Basson Abigail R, Cominelli Fabio, Rodriguez-Palacios Alexander
Division of Gastroenterology and Liver Diseases, Case Western Reserve University School of Medicine, Cleveland, OH 44106, USA.
Digestive Health Research Institute, University Hospitals Cleveland Medical Center, Cleveland, OH 44106, USA.
J Pers Med. 2021 Mar 23;11(3):234. doi: 10.3390/jpm11030234.
Poor study reproducibility is a concern in translational research. As a solution, it is recommended to increase sample size (N), i.e., add more subjects to experiments. The goal of this study was to examine/visualize data multimodality (data with >1 data peak/mode) as cause of study irreproducibility. To emulate the repetition of studies and random sampling of study subjects, we first used various simulation methods of random number generation based on preclinical published disease outcome data from human gut microbiota-transplantation rodent studies (e.g., intestinal inflammation and univariate/continuous). We first used unimodal distributions (one-mode, Gaussian, and binomial) to generate random numbers. We showed that increasing N does not reproducibly identify statistical differences when group comparisons are repeatedly simulated. We then used multimodal distributions (>1-modes and Markov chain Monte Carlo methods of random sampling) to simulate similar multimodal datasets A and B (-test- = 0.95; N = 100,000), and confirmed that increasing N does not improve the 'reproducibility of statistical results or direction of the effects'. Data visualization with violin plots of categorical random data simulations with five-integer categories/five-groups illustrated how multimodality leads to irreproducibility. Re-analysis of data from a human clinical trial that used maltodextrin as dietary placebo illustrated multimodal responses between human groups, and after placebo consumption. In conclusion, increasing N does not necessarily ensure reproducible statistical findings across repeated simulations due to randomness and multimodality. Herein, we clarify how to quantify, visualize and address disease data multimodality in research. Data visualization could facilitate study designs focused on disease subtypes/modes to help understand person-person differences and personalized medicine.
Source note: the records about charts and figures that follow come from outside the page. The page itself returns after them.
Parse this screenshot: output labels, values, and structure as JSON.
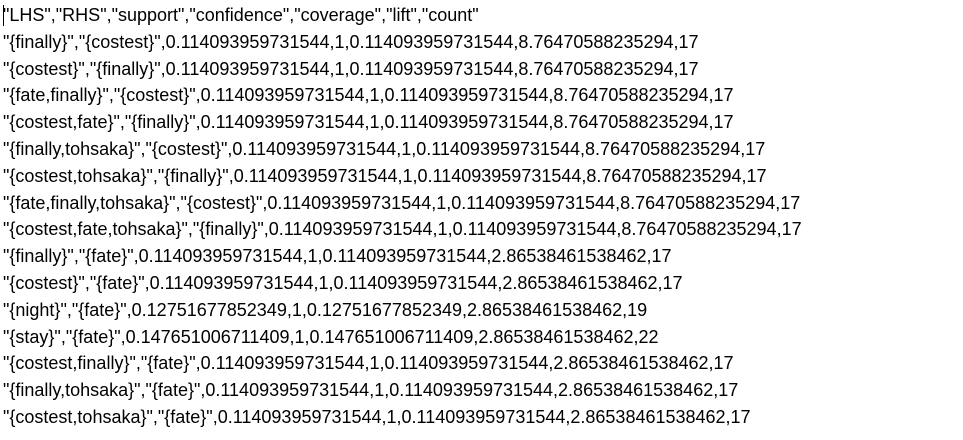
{
  "document": {
    "lines": [
      "\"LHS\",\"RHS\",\"support\",\"confidence\",\"coverage\",\"lift\",\"count\"",
      "\"{finally}\",\"{costest}\",0.114093959731544,1,0.114093959731544,8.76470588235294,17",
      "\"{costest}\",\"{finally}\",0.114093959731544,1,0.114093959731544,8.76470588235294,17",
      "\"{fate,finally}\",\"{costest}\",0.114093959731544,1,0.114093959731544,8.76470588235294,17",
      "\"{costest,fate}\",\"{finally}\",0.114093959731544,1,0.114093959731544,8.76470588235294,17",
      "\"{finally,tohsaka}\",\"{costest}\",0.114093959731544,1,0.114093959731544,8.76470588235294,17",
      "\"{costest,tohsaka}\",\"{finally}\",0.114093959731544,1,0.114093959731544,8.76470588235294,17",
      "\"{fate,finally,tohsaka}\",\"{costest}\",0.114093959731544,1,0.114093959731544,8.76470588235294,17",
      "\"{costest,fate,tohsaka}\",\"{finally}\",0.114093959731544,1,0.114093959731544,8.76470588235294,17",
      "\"{finally}\",\"{fate}\",0.114093959731544,1,0.114093959731544,2.86538461538462,17",
      "\"{costest}\",\"{fate}\",0.114093959731544,1,0.114093959731544,2.86538461538462,17",
      "\"{night}\",\"{fate}\",0.12751677852349,1,0.12751677852349,2.86538461538462,19",
      "\"{stay}\",\"{fate}\",0.147651006711409,1,0.147651006711409,2.86538461538462,22",
      "\"{costest,finally}\",\"{fate}\",0.114093959731544,1,0.114093959731544,2.86538461538462,17",
      "\"{finally,tohsaka}\",\"{fate}\",0.114093959731544,1,0.114093959731544,2.86538461538462,17",
      "\"{costest,tohsaka}\",\"{fate}\",0.114093959731544,1,0.114093959731544,2.86538461538462,17"
    ]
  }
}
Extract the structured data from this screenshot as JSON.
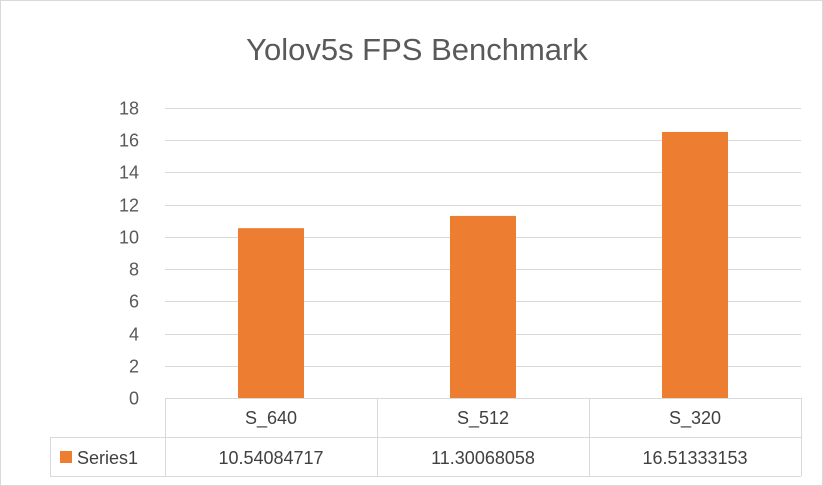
{
  "chart_data": {
    "type": "bar",
    "title": "Yolov5s FPS Benchmark",
    "categories": [
      "S_640",
      "S_512",
      "S_320"
    ],
    "series": [
      {
        "name": "Series1",
        "values": [
          10.54084717,
          11.30068058,
          16.51333153
        ],
        "value_labels": [
          "10.54084717",
          "11.30068058",
          "16.51333153"
        ],
        "color": "#ed7d31"
      }
    ],
    "ylim": [
      0,
      18
    ],
    "yticks": [
      "0",
      "2",
      "4",
      "6",
      "8",
      "10",
      "12",
      "14",
      "16",
      "18"
    ],
    "grid": true,
    "legend": "data-table-left",
    "data_table": true
  },
  "colors": {
    "gridline": "#d9d9d9",
    "text": "#595959",
    "bar": "#ed7d31"
  }
}
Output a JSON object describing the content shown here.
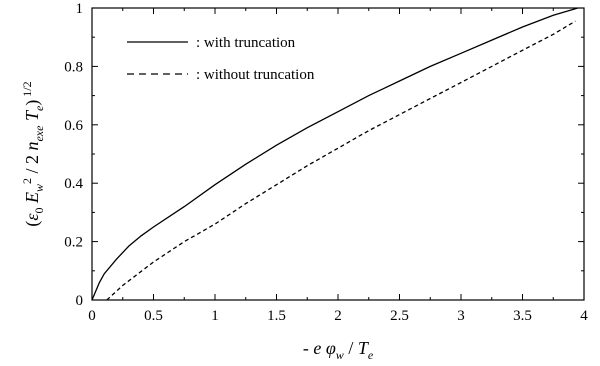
{
  "chart_data": {
    "type": "line",
    "xlabel": {
      "parts": [
        {
          "t": "- ",
          "style": "normal"
        },
        {
          "t": "e",
          "style": "italic"
        },
        {
          "t": " φ",
          "style": "italic"
        },
        {
          "t": "w",
          "style": "italic",
          "shift": "sub"
        },
        {
          "t": " / ",
          "style": "normal"
        },
        {
          "t": "T",
          "style": "italic"
        },
        {
          "t": "e",
          "style": "italic",
          "shift": "sub"
        }
      ]
    },
    "ylabel": {
      "parts": [
        {
          "t": "(",
          "style": "normal"
        },
        {
          "t": "ε",
          "style": "italic"
        },
        {
          "t": "0",
          "style": "normal",
          "shift": "sub"
        },
        {
          "t": " E",
          "style": "italic"
        },
        {
          "t": "w",
          "style": "italic",
          "shift": "sub"
        },
        {
          "t": "2",
          "style": "normal",
          "shift": "super"
        },
        {
          "t": " / 2 ",
          "style": "normal"
        },
        {
          "t": "n",
          "style": "italic"
        },
        {
          "t": "exe",
          "style": "italic",
          "shift": "sub"
        },
        {
          "t": " T",
          "style": "italic"
        },
        {
          "t": "e",
          "style": "italic",
          "shift": "sub"
        },
        {
          "t": ")",
          "style": "normal"
        },
        {
          "t": " 1/2",
          "style": "normal",
          "shift": "super"
        }
      ]
    },
    "xlim": [
      0,
      4
    ],
    "ylim": [
      0,
      1
    ],
    "xticks": [
      0,
      0.5,
      1,
      1.5,
      2,
      2.5,
      3,
      3.5,
      4
    ],
    "xtick_labels": [
      "0",
      "0.5",
      "1",
      "1.5",
      "2",
      "2.5",
      "3",
      "3.5",
      "4"
    ],
    "yticks": [
      0,
      0.2,
      0.4,
      0.6,
      0.8,
      1
    ],
    "ytick_labels": [
      "0",
      "0.2",
      "0.4",
      "0.6",
      "0.8",
      "1"
    ],
    "grid": false,
    "legend_position": "top-left",
    "series": [
      {
        "name": ": with truncation",
        "style": "solid",
        "color": "#000000",
        "x": [
          0,
          0.03,
          0.06,
          0.1,
          0.2,
          0.3,
          0.4,
          0.5,
          0.75,
          1.0,
          1.25,
          1.5,
          1.75,
          2.0,
          2.25,
          2.5,
          2.75,
          3.0,
          3.25,
          3.5,
          3.75,
          3.95
        ],
        "y": [
          0,
          0.03,
          0.06,
          0.09,
          0.14,
          0.185,
          0.22,
          0.25,
          0.32,
          0.395,
          0.465,
          0.53,
          0.59,
          0.645,
          0.7,
          0.75,
          0.8,
          0.845,
          0.89,
          0.935,
          0.975,
          1.0
        ]
      },
      {
        "name": ": without truncation",
        "style": "dashed",
        "color": "#000000",
        "x": [
          0.12,
          0.25,
          0.5,
          0.75,
          1.0,
          1.25,
          1.5,
          1.75,
          2.0,
          2.25,
          2.5,
          2.75,
          3.0,
          3.25,
          3.5,
          3.75,
          3.93
        ],
        "y": [
          0,
          0.05,
          0.13,
          0.2,
          0.26,
          0.33,
          0.395,
          0.46,
          0.52,
          0.58,
          0.635,
          0.69,
          0.745,
          0.8,
          0.855,
          0.91,
          0.955
        ]
      }
    ]
  }
}
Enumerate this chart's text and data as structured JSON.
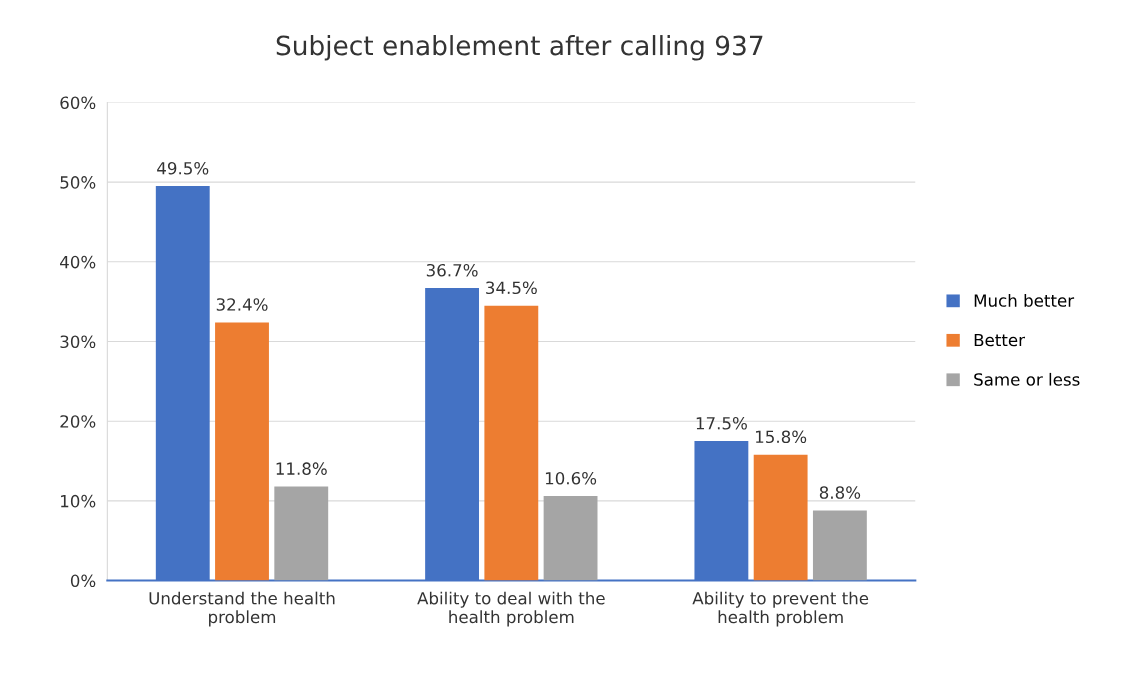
{
  "chart_data": {
    "type": "bar",
    "title": "Subject enablement after calling 937",
    "categories": [
      "Understand the health\nproblem",
      "Ability to deal with the\nhealth problem",
      "Ability to prevent the\nhealth problem"
    ],
    "series": [
      {
        "name": "Much better",
        "color": "#4472c4",
        "values": [
          49.5,
          36.7,
          17.5
        ],
        "value_labels": [
          "49.5%",
          "36.7%",
          "17.5%"
        ]
      },
      {
        "name": "Better",
        "color": "#ed7d31",
        "values": [
          32.4,
          34.5,
          15.8
        ],
        "value_labels": [
          "32.4%",
          "34.5%",
          "15.8%"
        ]
      },
      {
        "name": "Same or less",
        "color": "#a5a5a5",
        "values": [
          11.8,
          10.6,
          8.8
        ],
        "value_labels": [
          "11.8%",
          "10.6%",
          "8.8%"
        ]
      }
    ],
    "ylim": [
      0,
      60
    ],
    "yticks": [
      {
        "value": 0,
        "label": "0%"
      },
      {
        "value": 10,
        "label": "10%"
      },
      {
        "value": 20,
        "label": "20%"
      },
      {
        "value": 30,
        "label": "30%"
      },
      {
        "value": 40,
        "label": "40%"
      },
      {
        "value": 50,
        "label": "50%"
      },
      {
        "value": 60,
        "label": "60%"
      }
    ],
    "grid": "y",
    "legend": "right"
  }
}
研究可重复性差是转化研究中令人担忧的问题。作为一种解决方案,建议增加样本量(N),即在实验中增加更多受试者。本研究的目的是检验/可视化数据多模态性(具有>1个数据峰值/众数的数据)作为研究不可重复性的原因。为了模拟研究的重复和研究对象的随机抽样,我们首先基于人类肠道微生物群移植啮齿动物研究(如肠道炎症和单变量/连续变量)的临床前已发表疾病结局数据,使用了各种随机数生成的模拟方法。我们首先使用单峰分布(单众数、高斯分布和二项分布)来生成随机数。我们发现,当重复模拟组间比较时,增加N并不能可靠地识别统计差异。然后,我们使用多峰分布(>1个众数和马尔可夫链蒙特卡罗随机抽样方法)来模拟类似的多峰数据集A和B(检验=0.95;N=100,000),并证实增加N并不能提高“统计结果的可重复性或效应方向”。用具有五个整数类别/五组的分类随机数据模拟的小提琴图进行数据可视化,说明了多模态性如何导致不可重复性。对一项使用麦芽糊精作为饮食安慰剂的人类临床试验数据的重新分析表明,人群之间以及服用安慰剂后存在多峰反应。总之,由于随机性和多模态性,增加N不一定能确保在重复模拟中获得可重复的统计结果。在此,我们阐明了如何在研究中量化、可视化和处理疾病数据的多模态性。数据可视化可以促进针对疾病亚型/模式的研究设计,以帮助理解个体差异和个性化医学。